How likely is it that the person coming to the river needs to holler if the tribe has
a. one canoe
b. two canoes
c. three canoes?
Originally posted by talzamirNo proof (yet) ... just a hunch
A tribe lives in a village that has a river running through the middle. To cross the river the use canoes. Whenever a person comes to the river - the chances for a person arriving is the same for each side of the river - if there is a canoe on the side she arrives from, she'll simply paddle across. Otherwise she'll holler, and someone from the otherwise pad ...[text shortened]... to the river needs to holler if the tribe has
a. one canoe
b. two canoes
c. three canoes?
a. 50%
b. 50%
c. 50%
😀
Originally posted by talzamirAssuming a canoe will have an equal chance of being on either side of the river due to chance of person coming to either side of river being the same.
Right for case a of course - but if b and c were true, it would be pointless to acquire more canoes. 😛
The assumption is that the commute time is 0 (*edit* or that a person does not need to hollar if they see someone paddling across toward them).
p(n) = (1/2)^n
A: 50%
B: 25%
C: 12.5%
*edit* this also assumes the number of people wanting to cross the river is sparse (i.e. lines of people waiting to cross don't form)
SOLUTION
Two canoes.
There are three possible states for the canoes to be in. Both on shore A, one on each, and both on shore B. Let the probabilities of each be p(AA), p(AB) and (BB), respectively.
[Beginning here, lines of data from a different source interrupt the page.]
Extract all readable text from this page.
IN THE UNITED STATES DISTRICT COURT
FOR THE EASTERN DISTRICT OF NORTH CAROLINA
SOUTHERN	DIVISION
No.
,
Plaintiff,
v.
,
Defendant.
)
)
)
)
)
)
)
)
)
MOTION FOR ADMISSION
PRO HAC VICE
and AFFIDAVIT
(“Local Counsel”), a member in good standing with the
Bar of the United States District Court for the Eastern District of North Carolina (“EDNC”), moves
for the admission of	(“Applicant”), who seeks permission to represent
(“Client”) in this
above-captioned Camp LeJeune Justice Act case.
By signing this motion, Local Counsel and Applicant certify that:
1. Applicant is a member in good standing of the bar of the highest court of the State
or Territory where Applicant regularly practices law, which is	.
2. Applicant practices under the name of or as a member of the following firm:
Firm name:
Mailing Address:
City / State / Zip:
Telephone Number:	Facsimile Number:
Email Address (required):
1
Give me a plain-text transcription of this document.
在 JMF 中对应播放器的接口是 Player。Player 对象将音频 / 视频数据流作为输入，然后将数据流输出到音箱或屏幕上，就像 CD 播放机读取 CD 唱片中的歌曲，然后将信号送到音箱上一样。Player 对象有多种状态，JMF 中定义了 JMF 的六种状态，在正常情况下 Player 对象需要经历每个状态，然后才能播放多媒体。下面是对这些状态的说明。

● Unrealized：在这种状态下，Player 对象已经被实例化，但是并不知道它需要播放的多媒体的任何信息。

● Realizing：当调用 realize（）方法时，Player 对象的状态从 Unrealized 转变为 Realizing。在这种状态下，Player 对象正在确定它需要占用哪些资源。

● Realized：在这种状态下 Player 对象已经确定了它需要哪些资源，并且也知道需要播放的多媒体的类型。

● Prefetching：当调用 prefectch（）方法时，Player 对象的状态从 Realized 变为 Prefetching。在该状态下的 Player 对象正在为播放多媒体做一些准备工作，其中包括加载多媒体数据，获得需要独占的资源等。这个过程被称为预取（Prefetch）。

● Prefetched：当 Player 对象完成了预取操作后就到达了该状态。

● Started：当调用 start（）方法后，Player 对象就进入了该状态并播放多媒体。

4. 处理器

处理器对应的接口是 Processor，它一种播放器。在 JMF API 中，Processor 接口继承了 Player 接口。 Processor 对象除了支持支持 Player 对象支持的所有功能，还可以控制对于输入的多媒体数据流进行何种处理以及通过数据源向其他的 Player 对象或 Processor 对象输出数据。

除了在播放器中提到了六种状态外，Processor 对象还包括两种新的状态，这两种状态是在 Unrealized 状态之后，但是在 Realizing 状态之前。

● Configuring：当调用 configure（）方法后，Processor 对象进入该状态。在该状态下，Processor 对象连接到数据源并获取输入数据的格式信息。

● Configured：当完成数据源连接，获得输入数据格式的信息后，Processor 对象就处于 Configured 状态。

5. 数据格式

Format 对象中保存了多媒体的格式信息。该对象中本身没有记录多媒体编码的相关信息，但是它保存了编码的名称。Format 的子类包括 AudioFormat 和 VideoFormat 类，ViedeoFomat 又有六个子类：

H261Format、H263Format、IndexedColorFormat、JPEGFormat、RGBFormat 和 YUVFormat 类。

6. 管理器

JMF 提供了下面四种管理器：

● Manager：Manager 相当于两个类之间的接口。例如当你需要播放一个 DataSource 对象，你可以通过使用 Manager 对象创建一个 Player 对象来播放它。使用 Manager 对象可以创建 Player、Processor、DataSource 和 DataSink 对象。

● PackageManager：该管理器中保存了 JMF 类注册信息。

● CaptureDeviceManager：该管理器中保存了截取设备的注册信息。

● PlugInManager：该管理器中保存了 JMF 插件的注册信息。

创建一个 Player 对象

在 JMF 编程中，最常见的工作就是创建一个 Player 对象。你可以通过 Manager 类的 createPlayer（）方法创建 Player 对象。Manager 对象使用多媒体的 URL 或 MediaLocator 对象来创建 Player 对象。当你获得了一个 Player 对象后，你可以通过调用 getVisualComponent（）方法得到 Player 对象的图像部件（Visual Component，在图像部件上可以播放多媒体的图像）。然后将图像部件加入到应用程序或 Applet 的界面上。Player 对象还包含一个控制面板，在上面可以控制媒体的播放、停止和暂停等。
When many villagers have crossed the river, there is some probability for the canoes to be in each of those three states. When many plus one villagers have come and gone, the probabilities are the same.
if p(AA), p(AB) and p(BB) are the situation after n people, the situation after n+1 people are:
p(AA) = ½p(AA) + ½p(AB)
p(AB) = ½p(AA) + ½p(BB)
p(BB) = ½p(BB) + ½p(AB)
For example, for both canoes to be on shore A after the n+1st villager they needed to be either on shore A already or on separate shores, and then the n+1st villager crossed from B to A. Solving that given p(AA) = p(AB) = p(BB) = 1/3. So, a person need to holler with a chance of one in three, not one in four.
With three canoes, the states are AAA, AAB, ABB and BBB. Making a similar system of equations gives p(AAA) = p(AAB) = p(ABB) = p(BBB) so the likelihood of needing to holler is one in four.
This is an example of the Markov chain.